Was it in your blood to be in the entertainment industry?

I loved entertainment since childhood. My dad was a very loyal guy, he told me one thing, whatever you do, remember that in every person, there is an invisible sign which says, “make me feel important.” And that’s how I started making my TV shows.

What was the key moment for you in the business? When you started work and then everything fell, everything you dreamed of, crashed, what did all that tell you?

If you work in TV, film, music business, only two things matter, stars and hits. I had nothing. When there is no training, you make more mistakes. I owned the bank half a million pounds. But in a way, it was the best thing that ever happened to me. Although I don’t want to do it again!

You made the genius move of fusing the power of TV to power of music. You did it at a time when no one had thought of it…

 The truth is it was always there. Right from Elvis to Beetles, TV played a massive part in spreading their fame worldwide and for me I was very concerned about the stranglehold that radio companies had on record artists, and then I thought TV was the medium that I could use to connect with music.

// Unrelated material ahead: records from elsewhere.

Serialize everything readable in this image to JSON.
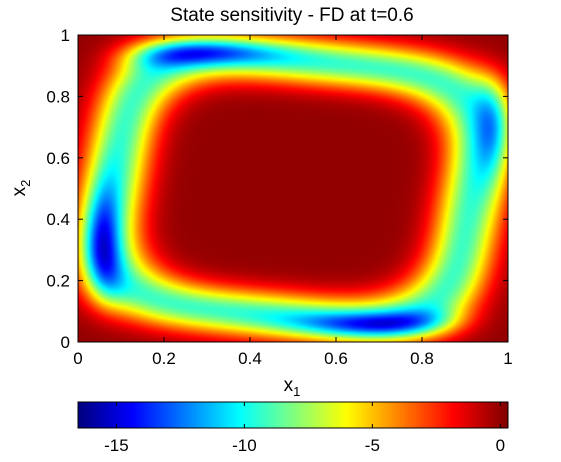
{
  "chart_data": {
    "type": "heatmap",
    "title": "State sensitivity - FD at t=0.6",
    "xlabel": {
      "base": "x",
      "sub": "1"
    },
    "ylabel": {
      "base": "x",
      "sub": "2"
    },
    "xlim": [
      0,
      1
    ],
    "ylim": [
      0,
      1
    ],
    "xticks": [
      0,
      0.2,
      0.4,
      0.6,
      0.8,
      1
    ],
    "xtick_labels": [
      "0",
      "0.2",
      "0.4",
      "0.6",
      "0.8",
      "1"
    ],
    "yticks": [
      0,
      0.2,
      0.4,
      0.6,
      0.8,
      1
    ],
    "ytick_labels": [
      "0",
      "0.2",
      "0.4",
      "0.6",
      "0.8",
      "1"
    ],
    "colormap": "jet",
    "colorbar": {
      "placement": "bottom",
      "range": [
        -16.5,
        0.3
      ],
      "ticks": [
        -15,
        -10,
        -5,
        0
      ],
      "tick_labels": [
        "-15",
        "-10",
        "-5",
        "0"
      ]
    },
    "field_description": "Values near 0 at center and corners; a ring of moderate negative values (~-8 to -11) with four elongated minima (~-16) near the middle of each edge, rotated slightly counter-clockwise.",
    "minima": [
      {
        "x": 0.2,
        "y": 0.95,
        "value": -16
      },
      {
        "x": 0.98,
        "y": 0.75,
        "value": -16
      },
      {
        "x": 0.75,
        "y": 0.05,
        "value": -16
      },
      {
        "x": 0.05,
        "y": 0.28,
        "value": -16
      }
    ]
  }
}
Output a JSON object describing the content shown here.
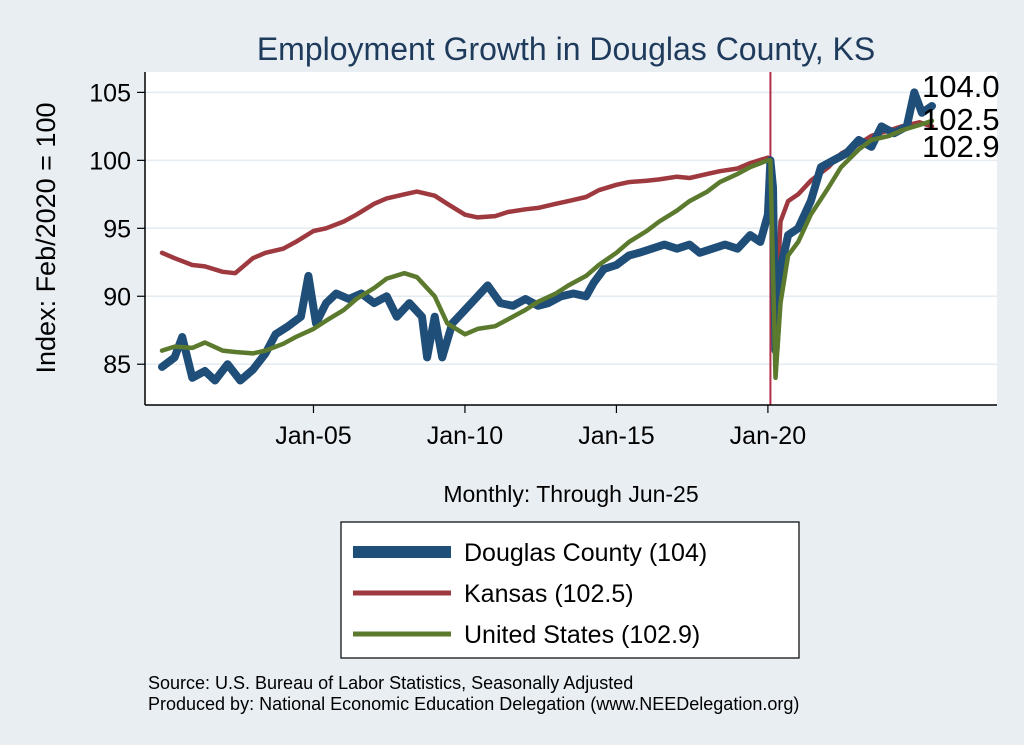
{
  "chart_data": {
    "type": "line",
    "title": "Employment Growth in Douglas  County, KS",
    "ylabel": "Index: Feb/2020 = 100",
    "xlabel": "Monthly: Through Jun-25",
    "x_range": [
      "2000-01",
      "2025-06"
    ],
    "ylim": [
      82,
      106.5
    ],
    "y_ticks": [
      85,
      90,
      95,
      100,
      105
    ],
    "x_ticks": [
      {
        "date": "2005-01",
        "label": "Jan-05"
      },
      {
        "date": "2010-01",
        "label": "Jan-10"
      },
      {
        "date": "2015-01",
        "label": "Jan-15"
      },
      {
        "date": "2020-01",
        "label": "Jan-20"
      }
    ],
    "grid": true,
    "reference_line": {
      "date": "2020-02",
      "color": "#b22d4a"
    },
    "series": [
      {
        "name": "Douglas  County (104)",
        "color": "#1f4e79",
        "end_value": "104.0",
        "points": [
          [
            "2000-01",
            84.8
          ],
          [
            "2000-06",
            85.5
          ],
          [
            "2000-09",
            87.0
          ],
          [
            "2001-01",
            84.0
          ],
          [
            "2001-06",
            84.5
          ],
          [
            "2001-10",
            83.8
          ],
          [
            "2002-03",
            85.0
          ],
          [
            "2002-08",
            83.8
          ],
          [
            "2003-01",
            84.6
          ],
          [
            "2003-06",
            85.8
          ],
          [
            "2003-10",
            87.2
          ],
          [
            "2004-03",
            87.8
          ],
          [
            "2004-08",
            88.5
          ],
          [
            "2004-11",
            91.5
          ],
          [
            "2005-02",
            88.0
          ],
          [
            "2005-06",
            89.5
          ],
          [
            "2005-10",
            90.2
          ],
          [
            "2006-03",
            89.8
          ],
          [
            "2006-08",
            90.2
          ],
          [
            "2007-01",
            89.5
          ],
          [
            "2007-06",
            90.0
          ],
          [
            "2007-10",
            88.5
          ],
          [
            "2008-03",
            89.5
          ],
          [
            "2008-08",
            88.5
          ],
          [
            "2008-10",
            85.5
          ],
          [
            "2009-01",
            88.5
          ],
          [
            "2009-04",
            85.5
          ],
          [
            "2009-08",
            88.0
          ],
          [
            "2010-01",
            89.0
          ],
          [
            "2010-06",
            90.0
          ],
          [
            "2010-10",
            90.8
          ],
          [
            "2011-03",
            89.5
          ],
          [
            "2011-08",
            89.3
          ],
          [
            "2012-01",
            89.8
          ],
          [
            "2012-06",
            89.3
          ],
          [
            "2012-10",
            89.5
          ],
          [
            "2013-03",
            90.0
          ],
          [
            "2013-08",
            90.2
          ],
          [
            "2014-01",
            90.0
          ],
          [
            "2014-04",
            91.0
          ],
          [
            "2014-08",
            92.0
          ],
          [
            "2015-01",
            92.3
          ],
          [
            "2015-06",
            93.0
          ],
          [
            "2015-10",
            93.2
          ],
          [
            "2016-03",
            93.5
          ],
          [
            "2016-08",
            93.8
          ],
          [
            "2017-01",
            93.5
          ],
          [
            "2017-06",
            93.8
          ],
          [
            "2017-10",
            93.2
          ],
          [
            "2018-03",
            93.5
          ],
          [
            "2018-08",
            93.8
          ],
          [
            "2019-01",
            93.5
          ],
          [
            "2019-06",
            94.5
          ],
          [
            "2019-10",
            94.0
          ],
          [
            "2020-01",
            96.0
          ],
          [
            "2020-02",
            100.0
          ],
          [
            "2020-03",
            98.0
          ],
          [
            "2020-04",
            86.0
          ],
          [
            "2020-06",
            92.0
          ],
          [
            "2020-09",
            94.5
          ],
          [
            "2021-01",
            95.0
          ],
          [
            "2021-06",
            97.0
          ],
          [
            "2021-10",
            99.5
          ],
          [
            "2022-03",
            100.0
          ],
          [
            "2022-08",
            100.5
          ],
          [
            "2023-01",
            101.5
          ],
          [
            "2023-06",
            101.0
          ],
          [
            "2023-10",
            102.5
          ],
          [
            "2024-03",
            102.0
          ],
          [
            "2024-08",
            102.5
          ],
          [
            "2024-11",
            105.0
          ],
          [
            "2025-02",
            103.5
          ],
          [
            "2025-06",
            104.0
          ]
        ]
      },
      {
        "name": "Kansas (102.5)",
        "color": "#9e3a3f",
        "end_value": "102.5",
        "points": [
          [
            "2000-01",
            93.2
          ],
          [
            "2000-06",
            92.8
          ],
          [
            "2001-01",
            92.3
          ],
          [
            "2001-06",
            92.2
          ],
          [
            "2002-01",
            91.8
          ],
          [
            "2002-06",
            91.7
          ],
          [
            "2003-01",
            92.8
          ],
          [
            "2003-06",
            93.2
          ],
          [
            "2004-01",
            93.5
          ],
          [
            "2004-06",
            94.0
          ],
          [
            "2005-01",
            94.8
          ],
          [
            "2005-06",
            95.0
          ],
          [
            "2006-01",
            95.5
          ],
          [
            "2006-06",
            96.0
          ],
          [
            "2007-01",
            96.8
          ],
          [
            "2007-06",
            97.2
          ],
          [
            "2008-01",
            97.5
          ],
          [
            "2008-06",
            97.7
          ],
          [
            "2009-01",
            97.4
          ],
          [
            "2009-06",
            96.8
          ],
          [
            "2010-01",
            96.0
          ],
          [
            "2010-06",
            95.8
          ],
          [
            "2011-01",
            95.9
          ],
          [
            "2011-06",
            96.2
          ],
          [
            "2012-01",
            96.4
          ],
          [
            "2012-06",
            96.5
          ],
          [
            "2013-01",
            96.8
          ],
          [
            "2013-06",
            97.0
          ],
          [
            "2014-01",
            97.3
          ],
          [
            "2014-06",
            97.8
          ],
          [
            "2015-01",
            98.2
          ],
          [
            "2015-06",
            98.4
          ],
          [
            "2016-01",
            98.5
          ],
          [
            "2016-06",
            98.6
          ],
          [
            "2017-01",
            98.8
          ],
          [
            "2017-06",
            98.7
          ],
          [
            "2018-01",
            99.0
          ],
          [
            "2018-06",
            99.2
          ],
          [
            "2019-01",
            99.4
          ],
          [
            "2019-06",
            99.8
          ],
          [
            "2020-01",
            100.2
          ],
          [
            "2020-02",
            100.0
          ],
          [
            "2020-04",
            87.5
          ],
          [
            "2020-06",
            95.5
          ],
          [
            "2020-09",
            97.0
          ],
          [
            "2021-01",
            97.5
          ],
          [
            "2021-06",
            98.5
          ],
          [
            "2022-01",
            99.5
          ],
          [
            "2022-06",
            100.5
          ],
          [
            "2023-01",
            101.2
          ],
          [
            "2023-06",
            101.8
          ],
          [
            "2024-01",
            102.2
          ],
          [
            "2024-06",
            102.5
          ],
          [
            "2025-01",
            102.8
          ],
          [
            "2025-06",
            102.5
          ]
        ]
      },
      {
        "name": "United States (102.9)",
        "color": "#5b7a2e",
        "end_value": "102.9",
        "points": [
          [
            "2000-01",
            86.0
          ],
          [
            "2000-06",
            86.3
          ],
          [
            "2001-01",
            86.2
          ],
          [
            "2001-06",
            86.6
          ],
          [
            "2002-01",
            86.0
          ],
          [
            "2002-06",
            85.9
          ],
          [
            "2003-01",
            85.8
          ],
          [
            "2003-06",
            86.0
          ],
          [
            "2004-01",
            86.5
          ],
          [
            "2004-06",
            87.0
          ],
          [
            "2005-01",
            87.6
          ],
          [
            "2005-06",
            88.2
          ],
          [
            "2006-01",
            89.0
          ],
          [
            "2006-06",
            89.8
          ],
          [
            "2007-01",
            90.6
          ],
          [
            "2007-06",
            91.3
          ],
          [
            "2008-01",
            91.7
          ],
          [
            "2008-06",
            91.4
          ],
          [
            "2009-01",
            90.0
          ],
          [
            "2009-06",
            88.0
          ],
          [
            "2010-01",
            87.2
          ],
          [
            "2010-06",
            87.6
          ],
          [
            "2011-01",
            87.8
          ],
          [
            "2011-06",
            88.3
          ],
          [
            "2012-01",
            89.0
          ],
          [
            "2012-06",
            89.6
          ],
          [
            "2013-01",
            90.2
          ],
          [
            "2013-06",
            90.8
          ],
          [
            "2014-01",
            91.5
          ],
          [
            "2014-06",
            92.3
          ],
          [
            "2015-01",
            93.2
          ],
          [
            "2015-06",
            94.0
          ],
          [
            "2016-01",
            94.8
          ],
          [
            "2016-06",
            95.5
          ],
          [
            "2017-01",
            96.3
          ],
          [
            "2017-06",
            97.0
          ],
          [
            "2018-01",
            97.7
          ],
          [
            "2018-06",
            98.4
          ],
          [
            "2019-01",
            99.0
          ],
          [
            "2019-06",
            99.5
          ],
          [
            "2020-01",
            100.0
          ],
          [
            "2020-02",
            100.0
          ],
          [
            "2020-04",
            84.0
          ],
          [
            "2020-06",
            89.5
          ],
          [
            "2020-09",
            93.0
          ],
          [
            "2021-01",
            94.0
          ],
          [
            "2021-06",
            96.0
          ],
          [
            "2022-01",
            98.0
          ],
          [
            "2022-06",
            99.5
          ],
          [
            "2023-01",
            100.8
          ],
          [
            "2023-06",
            101.5
          ],
          [
            "2024-01",
            101.8
          ],
          [
            "2024-06",
            102.2
          ],
          [
            "2025-01",
            102.6
          ],
          [
            "2025-06",
            102.9
          ]
        ]
      }
    ],
    "legend_placement": "bottom"
  },
  "source_note": "Source: U.S. Bureau of Labor Statistics, Seasonally Adjusted",
  "producer_note": "Produced by: National Economic Education Delegation (www.NEEDelegation.org)"
}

You have been critical of the participants who come on X Factor and Got Talent, will you sober down with age?

In my business you have to become the audience permanently. So when I am editing and noting one of my shows, it has to be what I like and find emotional or funny. You can’t treat the audience like idiots. If somebody comes on stage and is literally tone-deaf, and if I say take a couple of singing lessons and you’ll be a star, they’ll think I’m mad. I am a perfectionist. The day you just let go without looking at it, that’s the day you lose it.

What about stars as judge on the show?  

I never wanted to put too many artists in the panel, because artists don’t want to find another artist.

About partnership with FremantleMedia…

Without FremantleMedia, I would not have been sitting here now. What I really liked about Fremantle was that it understood that the combination of a music company making a TV show was better than a TV company making a music show.

You created One Direction, through your show…

I don’t like the word ‘create’. I didn’t create them, I gave five people the opportunity to be in a group because I felt as a whole they would have a better chance of being successful because they were so young and inexperienced.

The groups, I have to admit, were terrible that year, but I felt these guys could work together. What I did was because that’s what I needed to do, I gave them the opportunity and the boys ran with the opportunity. It was a fantastic collaboration.

What happened to X Factor America?

I haven’t given up on the format in America. We just gave up on it too early.

How important are the broadcasters in each territory?

The broadcaster is one thing; it is the people in the channel who are important. They have trusted us and our partnership has been great.

What do you look in people when you look for partnerships?

Trust in both ways. If we didn’t have them trusting us in the first place, I wouldn’t have been here. They look after the shows and make it their own. That’s what I love.

Are you moving into movies?

Yes, but slowly. So we will do what we did in TV. My thought process is that with so many artists, I am looking at something like a High School Musical.

Why have you done so few shows?

Because it is difficult to come up with hit shows like X Factor or Got Talent. Too many shows will kill the market. The show these days are more about gimmick.

Do you see a problem with multi-screen viewing?

I don’t see a problem with it. If there are new ways of watching our shows, it is only to our advantage.

When you relook, what’s that one moment you look to?

The second week’s ratings of X Factor UK. The numbers had gone up by millions, as compared to the first week. So I felt really good.